The new Windows 8 lock screen is quite different from what most users are used to. And in more ways than one, it resembles a smartphone lock screen. It’s now much more useful as it has notifications that update you on the machine’s status. For example, you can see at a glance the remaining battery life, Wi-Fi strength, whether or not the device is plugged in to power, whether you've any video call requests, new instant messages, or unread emails. There's also a big clock that tells you the time, along with smaller but legible text that tells you the date. The background is an image, which can be picked from a beautiful image collection baked into the OS (or you could use your own photo). These aspects of the new start screen aren't much use for a desktop system, but for mobile devices like notebooks and tablets, this is a step in the right direction.

The login screen is fairly straightforward. We expect most users to use a traditional password.

In Windows 8, you now have the ability to sign in to the OS with a Microsoft account. What's a Microsoft account? It's basically a new name for what used to be called a 'Windows Live ID'. If you've the credentials (usually an email address and a password) to sign in to Microsoft services like Hotmail, Xbox Live, Windows Phone, and SkyDrive, you already have a Microsoft account that you can use to log in to Windows 8. Of course, local accounts still work, but you won't be able to sync your settings between the PCs you use. If you've an Internet connection, we highly recommend that you sign in with your Microsoft account.

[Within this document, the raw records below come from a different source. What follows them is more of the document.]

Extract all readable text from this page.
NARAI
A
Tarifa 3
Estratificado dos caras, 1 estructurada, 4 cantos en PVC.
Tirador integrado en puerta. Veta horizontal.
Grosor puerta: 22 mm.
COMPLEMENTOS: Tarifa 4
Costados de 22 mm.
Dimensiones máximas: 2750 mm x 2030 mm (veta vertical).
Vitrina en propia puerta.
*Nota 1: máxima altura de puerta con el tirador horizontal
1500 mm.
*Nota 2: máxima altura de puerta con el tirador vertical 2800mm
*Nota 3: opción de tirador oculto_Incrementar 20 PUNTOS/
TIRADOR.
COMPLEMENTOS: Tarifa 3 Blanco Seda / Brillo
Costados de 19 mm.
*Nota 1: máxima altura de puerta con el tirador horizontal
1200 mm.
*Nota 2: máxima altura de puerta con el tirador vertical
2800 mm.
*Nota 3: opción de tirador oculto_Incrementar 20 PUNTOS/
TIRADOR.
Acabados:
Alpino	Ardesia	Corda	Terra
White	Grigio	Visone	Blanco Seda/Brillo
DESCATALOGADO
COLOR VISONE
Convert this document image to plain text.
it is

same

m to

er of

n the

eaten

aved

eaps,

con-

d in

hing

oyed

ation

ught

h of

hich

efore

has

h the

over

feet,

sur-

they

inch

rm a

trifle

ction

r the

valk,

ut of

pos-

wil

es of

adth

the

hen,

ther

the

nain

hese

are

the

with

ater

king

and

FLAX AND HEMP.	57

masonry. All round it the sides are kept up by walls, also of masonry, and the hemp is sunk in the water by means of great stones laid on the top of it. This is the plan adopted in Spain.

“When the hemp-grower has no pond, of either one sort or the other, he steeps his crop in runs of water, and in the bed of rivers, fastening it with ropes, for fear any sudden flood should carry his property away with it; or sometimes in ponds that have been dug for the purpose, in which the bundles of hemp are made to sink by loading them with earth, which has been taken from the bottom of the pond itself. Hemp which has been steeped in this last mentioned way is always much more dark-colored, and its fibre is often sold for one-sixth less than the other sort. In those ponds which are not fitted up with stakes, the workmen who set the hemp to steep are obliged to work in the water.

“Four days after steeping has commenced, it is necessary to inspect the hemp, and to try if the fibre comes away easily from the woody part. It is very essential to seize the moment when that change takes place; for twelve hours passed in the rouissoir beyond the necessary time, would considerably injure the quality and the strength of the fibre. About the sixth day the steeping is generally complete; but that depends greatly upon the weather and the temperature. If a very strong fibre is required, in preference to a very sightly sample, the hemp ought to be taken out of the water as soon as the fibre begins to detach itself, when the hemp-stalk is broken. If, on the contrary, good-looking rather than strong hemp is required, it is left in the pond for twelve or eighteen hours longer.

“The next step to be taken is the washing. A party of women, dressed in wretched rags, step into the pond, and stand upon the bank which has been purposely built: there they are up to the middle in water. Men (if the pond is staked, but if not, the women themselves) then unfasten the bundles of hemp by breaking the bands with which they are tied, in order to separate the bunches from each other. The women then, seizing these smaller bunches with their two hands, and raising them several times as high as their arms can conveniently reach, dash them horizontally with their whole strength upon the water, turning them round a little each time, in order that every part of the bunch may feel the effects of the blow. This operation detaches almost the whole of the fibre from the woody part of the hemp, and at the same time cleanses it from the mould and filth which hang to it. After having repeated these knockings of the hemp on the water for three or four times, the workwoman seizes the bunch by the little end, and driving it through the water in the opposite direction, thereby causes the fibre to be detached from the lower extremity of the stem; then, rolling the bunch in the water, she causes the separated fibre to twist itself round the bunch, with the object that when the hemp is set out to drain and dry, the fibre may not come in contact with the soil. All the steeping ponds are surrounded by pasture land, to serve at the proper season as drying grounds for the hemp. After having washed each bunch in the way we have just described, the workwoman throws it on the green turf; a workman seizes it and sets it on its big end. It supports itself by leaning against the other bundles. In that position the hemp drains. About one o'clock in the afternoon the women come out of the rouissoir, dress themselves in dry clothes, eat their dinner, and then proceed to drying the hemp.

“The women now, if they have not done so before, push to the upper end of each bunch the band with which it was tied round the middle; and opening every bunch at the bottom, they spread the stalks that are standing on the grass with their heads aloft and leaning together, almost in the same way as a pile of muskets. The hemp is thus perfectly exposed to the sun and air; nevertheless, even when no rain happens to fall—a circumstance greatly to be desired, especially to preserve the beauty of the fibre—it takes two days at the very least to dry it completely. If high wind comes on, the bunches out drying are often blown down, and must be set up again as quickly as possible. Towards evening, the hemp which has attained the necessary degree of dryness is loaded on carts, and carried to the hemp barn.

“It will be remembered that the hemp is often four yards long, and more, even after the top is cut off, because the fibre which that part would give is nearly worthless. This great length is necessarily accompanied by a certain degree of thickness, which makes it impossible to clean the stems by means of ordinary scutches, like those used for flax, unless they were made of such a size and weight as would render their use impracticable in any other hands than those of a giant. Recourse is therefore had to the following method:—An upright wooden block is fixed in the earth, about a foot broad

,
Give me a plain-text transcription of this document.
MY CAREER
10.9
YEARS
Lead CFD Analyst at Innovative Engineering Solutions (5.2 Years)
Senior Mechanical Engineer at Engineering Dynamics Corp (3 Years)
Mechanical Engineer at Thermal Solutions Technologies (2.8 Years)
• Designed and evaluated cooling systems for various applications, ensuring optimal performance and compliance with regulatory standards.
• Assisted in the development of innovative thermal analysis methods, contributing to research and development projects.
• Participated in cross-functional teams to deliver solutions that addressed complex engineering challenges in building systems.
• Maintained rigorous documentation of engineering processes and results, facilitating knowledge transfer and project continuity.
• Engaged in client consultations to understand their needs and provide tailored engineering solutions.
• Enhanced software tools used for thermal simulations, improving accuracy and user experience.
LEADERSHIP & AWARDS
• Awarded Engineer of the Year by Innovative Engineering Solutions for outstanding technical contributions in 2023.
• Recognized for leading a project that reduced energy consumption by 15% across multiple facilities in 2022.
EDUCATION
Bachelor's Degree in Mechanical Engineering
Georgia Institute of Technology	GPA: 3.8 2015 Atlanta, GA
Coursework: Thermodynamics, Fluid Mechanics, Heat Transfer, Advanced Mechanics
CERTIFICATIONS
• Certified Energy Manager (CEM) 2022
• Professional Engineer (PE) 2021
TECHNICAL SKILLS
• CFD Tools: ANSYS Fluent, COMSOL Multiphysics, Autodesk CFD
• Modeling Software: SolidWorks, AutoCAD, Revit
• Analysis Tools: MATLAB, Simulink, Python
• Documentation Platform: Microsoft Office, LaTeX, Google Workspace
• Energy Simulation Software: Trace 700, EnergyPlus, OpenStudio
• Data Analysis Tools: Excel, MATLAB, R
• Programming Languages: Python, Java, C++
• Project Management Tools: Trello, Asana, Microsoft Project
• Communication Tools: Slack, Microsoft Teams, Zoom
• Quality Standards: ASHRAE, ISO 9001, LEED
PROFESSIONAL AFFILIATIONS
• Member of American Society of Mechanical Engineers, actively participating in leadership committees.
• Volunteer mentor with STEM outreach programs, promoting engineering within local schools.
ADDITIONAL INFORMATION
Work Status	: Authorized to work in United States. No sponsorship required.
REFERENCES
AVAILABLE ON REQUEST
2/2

There are also a number of other ways you can log into the machine. For example, you can create a 4-digit PIN to sign into your Windows 8 PC quickly. Or, you can create a picture password. The latter is the most interesting method of signing into Windows 8. The general idea is choose a picture, draw on it, and the gestures you drew on the image, would be your password. You can choose from three different gestures: a tap, circle or line. Security strength is also in that order. While you can 'draw' with a mouse, it makes more sense if you've a touchscreen.

The next time you want to sign in to Windows, you can use a picture password or your alphanumeric password. When using a picture password, if you think a gesture is incorrect, you can always press the Start Over button to restart the process. However, note that after five unsuccessful picture password sign-in attempts, you'd have to use your standard password.

More sign-in options can be found under PC settings > Users > Sign-in options.

For a quick sign-in, you can specifiy a 4-digit PIN.

Alternatively, use a picture password, which is a pretty fun way of accessing your desktop if you've a touchscreen.

 For a picture password, three gestures are needed. It can be any combination of circles, straight lines, and taps. The picture that you choose simply serves as a guide.